La Administración del Sistema Portuario Nacional Manzanillo (Asipona), dirigida por el vicealmirante José Ignacio Moreno, reiteró el 20 de marzo que la regulación del acceso al recinto es atribución exclusiva de la autoridad portuaria. El 19 de febrero ya había advertido que no existe disposición oficial que obligue a tomar un curso de seguridad para ingresar al puerto, debilitando el sustento jurídico de la medida impulsada por ASTOM.
Pese a este posicionamiento, ASTOM mantiene su plan de condicionar el acceso a terminales al cumplimiento de la capacitación.

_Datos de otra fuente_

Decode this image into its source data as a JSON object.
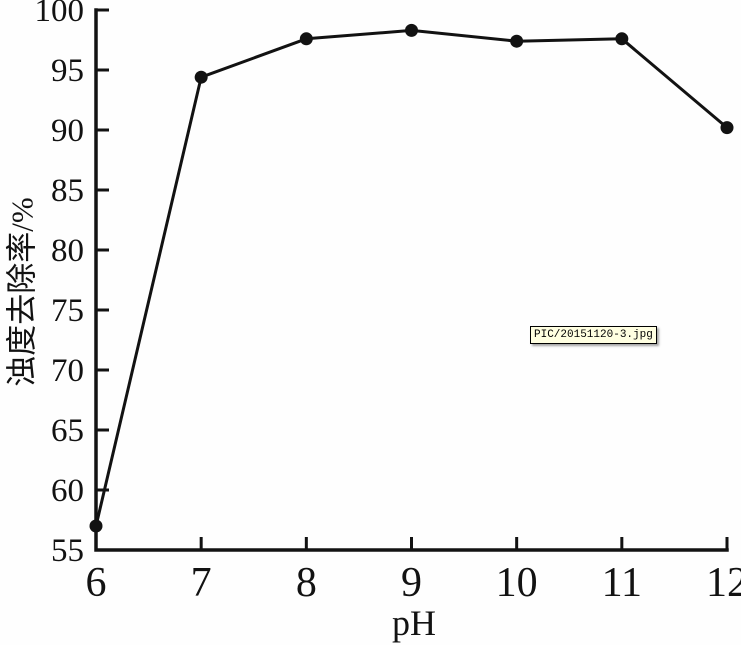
{
  "chart_data": {
    "type": "line",
    "x": [
      6,
      7,
      8,
      9,
      10,
      11,
      12
    ],
    "series": [
      {
        "name": "浊度去除率",
        "values": [
          57.0,
          94.4,
          97.6,
          98.3,
          97.4,
          97.6,
          90.2
        ]
      }
    ],
    "title": "",
    "xlabel": "pH",
    "ylabel": "浊度去除率/%",
    "xlim": [
      6,
      12
    ],
    "ylim": [
      55,
      100
    ],
    "x_ticks": [
      6,
      7,
      8,
      9,
      10,
      11,
      12
    ],
    "y_ticks": [
      55,
      60,
      65,
      70,
      75,
      80,
      85,
      90,
      95,
      100
    ],
    "grid": false,
    "legend_position": "none",
    "line_color": "#121212",
    "marker": "filled-circle",
    "marker_color": "#121212"
  },
  "tooltip": {
    "text": "PIC/20151120-3.jpg",
    "bg_color": "#ffffe1",
    "border_color": "#000000"
  }
}
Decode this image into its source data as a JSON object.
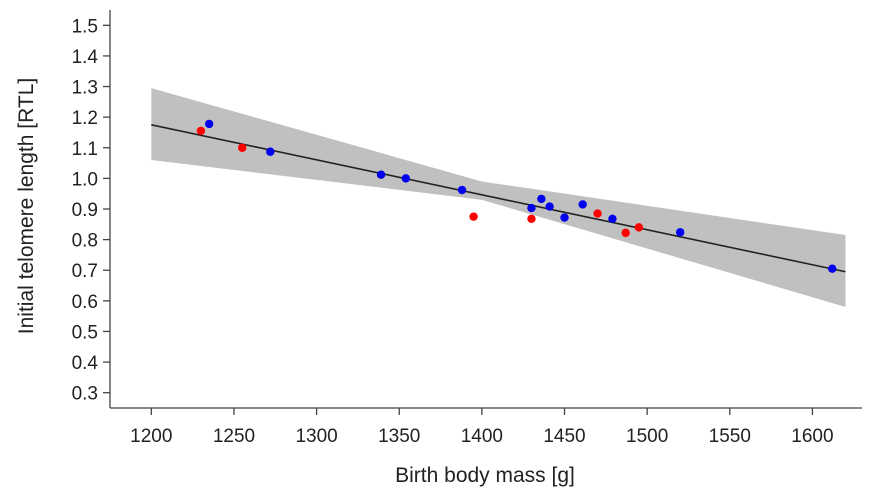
{
  "chart_data": {
    "type": "scatter",
    "title": "",
    "xlabel": "Birth body mass [g]",
    "ylabel": "Initial telomere length [RTL]",
    "xlim": [
      1175,
      1630
    ],
    "ylim": [
      0.25,
      1.55
    ],
    "xticks": [
      1200,
      1250,
      1300,
      1350,
      1400,
      1450,
      1500,
      1550,
      1600
    ],
    "yticks": [
      0.3,
      0.4,
      0.5,
      0.6,
      0.7,
      0.8,
      0.9,
      1.0,
      1.1,
      1.2,
      1.3,
      1.4,
      1.5
    ],
    "xtick_labels": [
      "1200",
      "1250",
      "1300",
      "1350",
      "1400",
      "1450",
      "1500",
      "1550",
      "1600"
    ],
    "ytick_labels": [
      "0.3",
      "0.4",
      "0.5",
      "0.6",
      "0.7",
      "0.8",
      "0.9",
      "1.0",
      "1.1",
      "1.2",
      "1.3",
      "1.4",
      "1.5"
    ],
    "grid": false,
    "legend": "none",
    "series": [
      {
        "color": "#ff0000",
        "points": [
          [
            1230,
            1.155
          ],
          [
            1255,
            1.1
          ],
          [
            1395,
            0.875
          ],
          [
            1430,
            0.868
          ],
          [
            1470,
            0.885
          ],
          [
            1487,
            0.822
          ],
          [
            1495,
            0.84
          ]
        ]
      },
      {
        "color": "#0000ee",
        "points": [
          [
            1235,
            1.178
          ],
          [
            1272,
            1.087
          ],
          [
            1339,
            1.012
          ],
          [
            1354,
            1.0
          ],
          [
            1388,
            0.962
          ],
          [
            1430,
            0.903
          ],
          [
            1436,
            0.933
          ],
          [
            1441,
            0.908
          ],
          [
            1450,
            0.872
          ],
          [
            1461,
            0.915
          ],
          [
            1479,
            0.868
          ],
          [
            1520,
            0.824
          ],
          [
            1612,
            0.705
          ]
        ]
      }
    ],
    "regression": {
      "x": [
        1200,
        1620
      ],
      "y": [
        1.175,
        0.695
      ],
      "color": "#222222"
    },
    "confidence_band": {
      "x": [
        1200,
        1400,
        1620
      ],
      "upper": [
        1.295,
        0.99,
        0.815
      ],
      "lower": [
        1.06,
        0.93,
        0.58
      ],
      "color": "#c0c0c0"
    }
  }
}
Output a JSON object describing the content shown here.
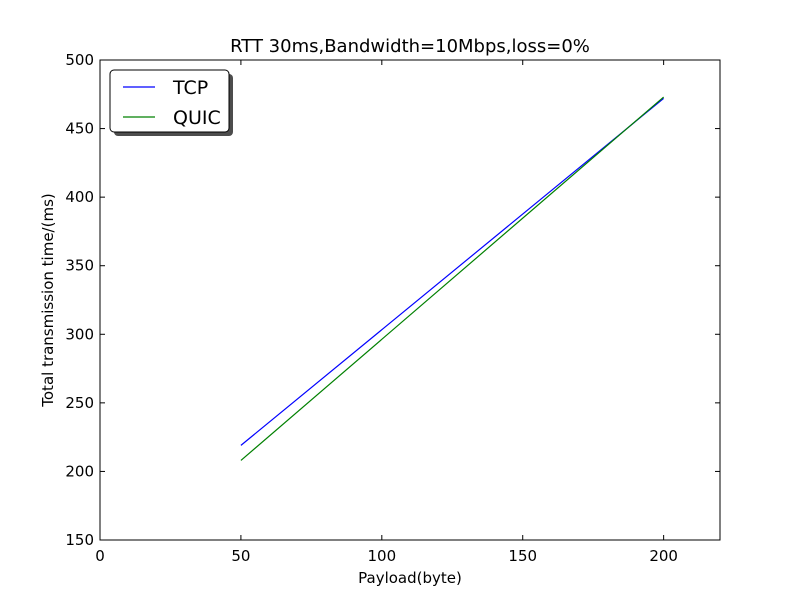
{
  "chart_data": {
    "type": "line",
    "title": "RTT 30ms,Bandwidth=10Mbps,loss=0%",
    "xlabel": "Payload(byte)",
    "ylabel": "Total transmission time/(ms)",
    "xlim": [
      0,
      220
    ],
    "ylim": [
      150,
      500
    ],
    "xticks": [
      0,
      50,
      100,
      150,
      200
    ],
    "yticks": [
      150,
      200,
      250,
      300,
      350,
      400,
      450,
      500
    ],
    "x": [
      50,
      200
    ],
    "series": [
      {
        "name": "TCP",
        "color": "#0000ff",
        "values": [
          219,
          472
        ]
      },
      {
        "name": "QUIC",
        "color": "#008000",
        "values": [
          208,
          473
        ]
      }
    ],
    "grid": false,
    "legend_position": "top-left"
  }
}
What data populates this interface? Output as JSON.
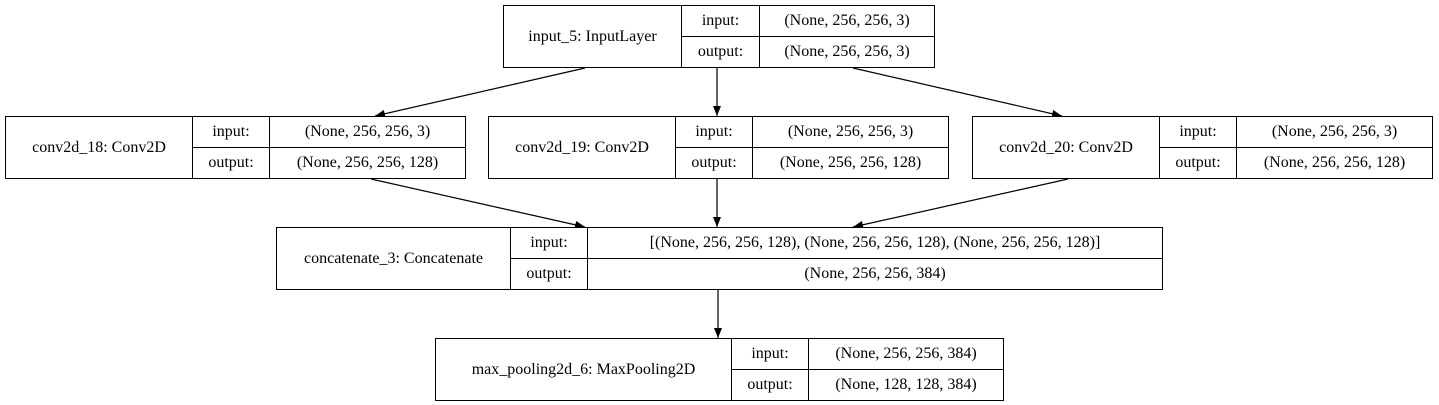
{
  "nodes": {
    "input_5": {
      "name": "input_5: InputLayer",
      "input_label": "input:",
      "input_value": "(None, 256, 256, 3)",
      "output_label": "output:",
      "output_value": "(None, 256, 256, 3)"
    },
    "conv2d_18": {
      "name": "conv2d_18: Conv2D",
      "input_label": "input:",
      "input_value": "(None, 256, 256, 3)",
      "output_label": "output:",
      "output_value": "(None, 256, 256, 128)"
    },
    "conv2d_19": {
      "name": "conv2d_19: Conv2D",
      "input_label": "input:",
      "input_value": "(None, 256, 256, 3)",
      "output_label": "output:",
      "output_value": "(None, 256, 256, 128)"
    },
    "conv2d_20": {
      "name": "conv2d_20: Conv2D",
      "input_label": "input:",
      "input_value": "(None, 256, 256, 3)",
      "output_label": "output:",
      "output_value": "(None, 256, 256, 128)"
    },
    "concatenate_3": {
      "name": "concatenate_3: Concatenate",
      "input_label": "input:",
      "input_value": "[(None, 256, 256, 128), (None, 256, 256, 128), (None, 256, 256, 128)]",
      "output_label": "output:",
      "output_value": "(None, 256, 256, 384)"
    },
    "max_pooling2d_6": {
      "name": "max_pooling2d_6: MaxPooling2D",
      "input_label": "input:",
      "input_value": "(None, 256, 256, 384)",
      "output_label": "output:",
      "output_value": "(None, 128, 128, 384)"
    }
  },
  "edges": [
    {
      "from": "input_5",
      "to": "conv2d_18"
    },
    {
      "from": "input_5",
      "to": "conv2d_19"
    },
    {
      "from": "input_5",
      "to": "conv2d_20"
    },
    {
      "from": "conv2d_18",
      "to": "concatenate_3"
    },
    {
      "from": "conv2d_19",
      "to": "concatenate_3"
    },
    {
      "from": "conv2d_20",
      "to": "concatenate_3"
    },
    {
      "from": "concatenate_3",
      "to": "max_pooling2d_6"
    }
  ],
  "colors": {
    "line": "#000000",
    "background": "#ffffff"
  }
}
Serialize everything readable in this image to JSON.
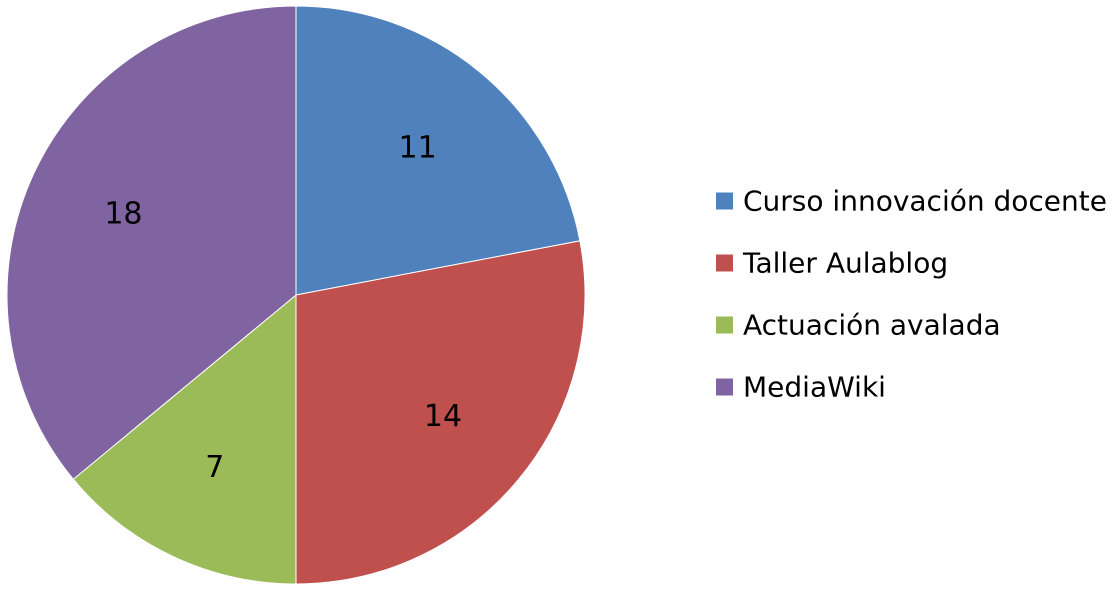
{
  "chart_data": {
    "type": "pie",
    "title": "",
    "categories": [
      "Curso innovación docente",
      "Taller Aulablog",
      "Actuación avalada",
      "MediaWiki"
    ],
    "values": [
      11,
      14,
      7,
      18
    ],
    "colors": [
      "#4F81BD",
      "#C0504D",
      "#9BBB59",
      "#8064A2"
    ],
    "start_angle": "12 o'clock",
    "direction": "clockwise",
    "data_labels": true,
    "legend_position": "right"
  }
}
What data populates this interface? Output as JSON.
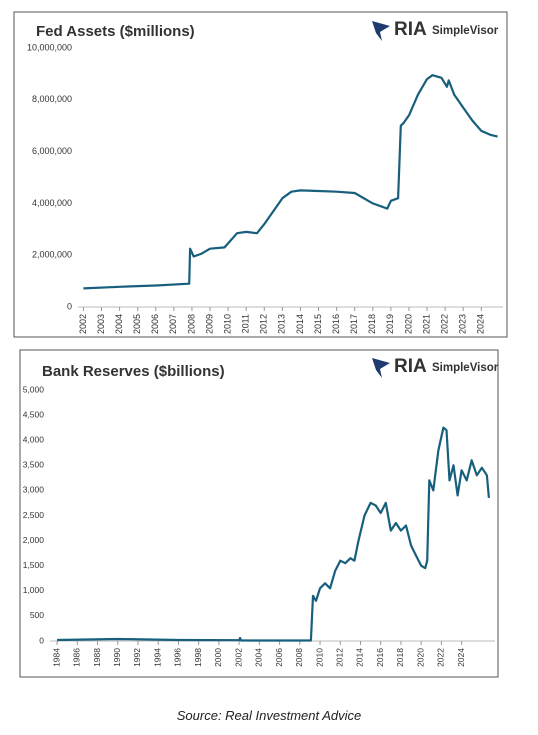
{
  "chart_data": [
    {
      "type": "line",
      "title": "Fed Assets ($millions)",
      "annotations": [
        "RIA",
        "SimpleVisor"
      ],
      "color": "#175f7c",
      "grid": false,
      "xlim": [
        2001.7,
        2025.2
      ],
      "ylim": [
        0,
        10000000
      ],
      "xticks": [
        2002,
        2003,
        2004,
        2005,
        2006,
        2007,
        2008,
        2009,
        2010,
        2011,
        2012,
        2013,
        2014,
        2015,
        2016,
        2017,
        2018,
        2019,
        2020,
        2021,
        2022,
        2023,
        2024
      ],
      "yticks": [
        0,
        {
          "value": 2000000,
          "label": "2,000,000"
        },
        {
          "value": 4000000,
          "label": "4,000,000"
        },
        {
          "value": 6000000,
          "label": "6,000,000"
        },
        {
          "value": 8000000,
          "label": "8,000,000"
        },
        {
          "value": 10000000,
          "label": "10,000,000"
        }
      ],
      "x": [
        2002.0,
        2004,
        2006,
        2007.85,
        2007.9,
        2008.1,
        2008.5,
        2009,
        2009.8,
        2010.5,
        2011,
        2011.6,
        2012,
        2012.5,
        2013,
        2013.5,
        2014,
        2015,
        2016,
        2017,
        2018,
        2018.8,
        2019.0,
        2019.4,
        2019.55,
        2019.7,
        2020,
        2020.5,
        2021,
        2021.3,
        2021.8,
        2022.1,
        2022.2,
        2022.5,
        2023,
        2023.5,
        2024,
        2024.5,
        2024.9
      ],
      "values": [
        720000,
        780000,
        830000,
        900000,
        2250000,
        1950000,
        2050000,
        2250000,
        2300000,
        2850000,
        2900000,
        2850000,
        3200000,
        3700000,
        4200000,
        4450000,
        4500000,
        4480000,
        4450000,
        4400000,
        4000000,
        3800000,
        4100000,
        4200000,
        7000000,
        7100000,
        7400000,
        8200000,
        8800000,
        8950000,
        8850000,
        8500000,
        8750000,
        8200000,
        7700000,
        7200000,
        6800000,
        6650000,
        6580000
      ]
    },
    {
      "type": "line",
      "title": "Bank Reserves ($billions)",
      "annotations": [
        "RIA",
        "SimpleVisor"
      ],
      "color": "#175f7c",
      "grid": false,
      "xlim": [
        1983.3,
        2027.3
      ],
      "ylim": [
        0,
        5000
      ],
      "xticks": [
        1984,
        1986,
        1988,
        1990,
        1992,
        1994,
        1996,
        1998,
        2000,
        2002,
        2004,
        2006,
        2008,
        2010,
        2012,
        2014,
        2016,
        2018,
        2020,
        2022,
        2024
      ],
      "yticks": [
        0,
        500,
        {
          "value": 1000,
          "label": "1,000"
        },
        {
          "value": 1500,
          "label": "1,500"
        },
        {
          "value": 2000,
          "label": "2,000"
        },
        {
          "value": 2500,
          "label": "2,500"
        },
        {
          "value": 3000,
          "label": "3,000"
        },
        {
          "value": 3500,
          "label": "3,500"
        },
        {
          "value": 4000,
          "label": "4,000"
        },
        {
          "value": 4500,
          "label": "4,500"
        },
        {
          "value": 5000,
          "label": "5,000"
        }
      ],
      "x": [
        1984,
        1990,
        1996,
        2002,
        2002.1,
        2002.2,
        2009.1,
        2009.3,
        2009.6,
        2010,
        2010.5,
        2011,
        2011.5,
        2012,
        2012.5,
        2013,
        2013.4,
        2013.8,
        2014.4,
        2015,
        2015.5,
        2016,
        2016.5,
        2017,
        2017.5,
        2018,
        2018.5,
        2019,
        2019.5,
        2020,
        2020.4,
        2020.6,
        2020.8,
        2021.2,
        2021.7,
        2022.2,
        2022.5,
        2022.8,
        2023.2,
        2023.6,
        2024,
        2024.5,
        2025,
        2025.5,
        2026,
        2026.5,
        2026.7
      ],
      "values": [
        20,
        40,
        20,
        15,
        60,
        10,
        10,
        900,
        800,
        1050,
        1150,
        1050,
        1400,
        1600,
        1550,
        1650,
        1600,
        2000,
        2500,
        2750,
        2700,
        2550,
        2750,
        2200,
        2350,
        2200,
        2300,
        1900,
        1700,
        1500,
        1450,
        1600,
        3200,
        3000,
        3800,
        4250,
        4200,
        3200,
        3500,
        2900,
        3400,
        3200,
        3600,
        3300,
        3450,
        3300,
        2850
      ]
    }
  ],
  "source": "Source: Real Investment Advice"
}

La iniciativa ha generado rechazo generalizado entre los principales usuarios del puerto, incluyendo la Confederación Nacional de Transportistas Mexicanos (CONATRAM), la Cámara Nacional del Autotransporte de Carga (CANACAR), la Unión Transportistas de Carga de Manzanillo (UTCM) y la Asociación Mexicana de Agentes Navieros (AMANAC), quienes cuestionan la imposición, el cobro y la ausencia de respaldo legal.
Ante la presión del sector, ASTOM difirió la entrada en vigor del requisito del 1 de marzo al 1 de abril, pero la tensión aumentó cuando el organismo decidió cerrar el diálogo con la Comunidad Portuaria de Manzanillo (COPOMA), que agrupa a usuarios y autoridades; debilitando los intentos de negociación colectiva.
El desacuerdo también se manifiesta al interior de ASTOM. Algunas terminales han notificado a clientes que no adoptarán la medida, mientras que la terminal de contenedores CONTECON y la de carga general Hazesa, de Raúl Sandoval, se mantienen como principales partidarios del cobro.
En un intento por contener la crítica, ASTOM anunció el 17 de marzo que el curso no tendría costo durante tres meses en su plataforma digital (hasta el 17 de junio). No obstante, la obligatoriedad de acreditarlo se mantiene para el 1 de abril, por lo que el cobro solo se difiere. Además, se introdujeron diferencias en la acreditación: quienes paguen recibirán formato DC-3 con reconocimiento de la STPS, mientras que quienes accedan sin costo obtendrán constancia interna válida solo en terminales afiliadas.
Las organizaciones afirman que la medida no tiene sustento jurídico ni aprobación de Asipona, por lo que exhortan a no adoptarla. Alertan además que podría sentar un precedente indebido dentro del sistema portuario nacional, institucionalizando cobros sin base legal, por lo que consideran indispensable la intervención de la Subsecretaría de Puertos de SEMAR para garantizar certidumbre operativa y jurídica.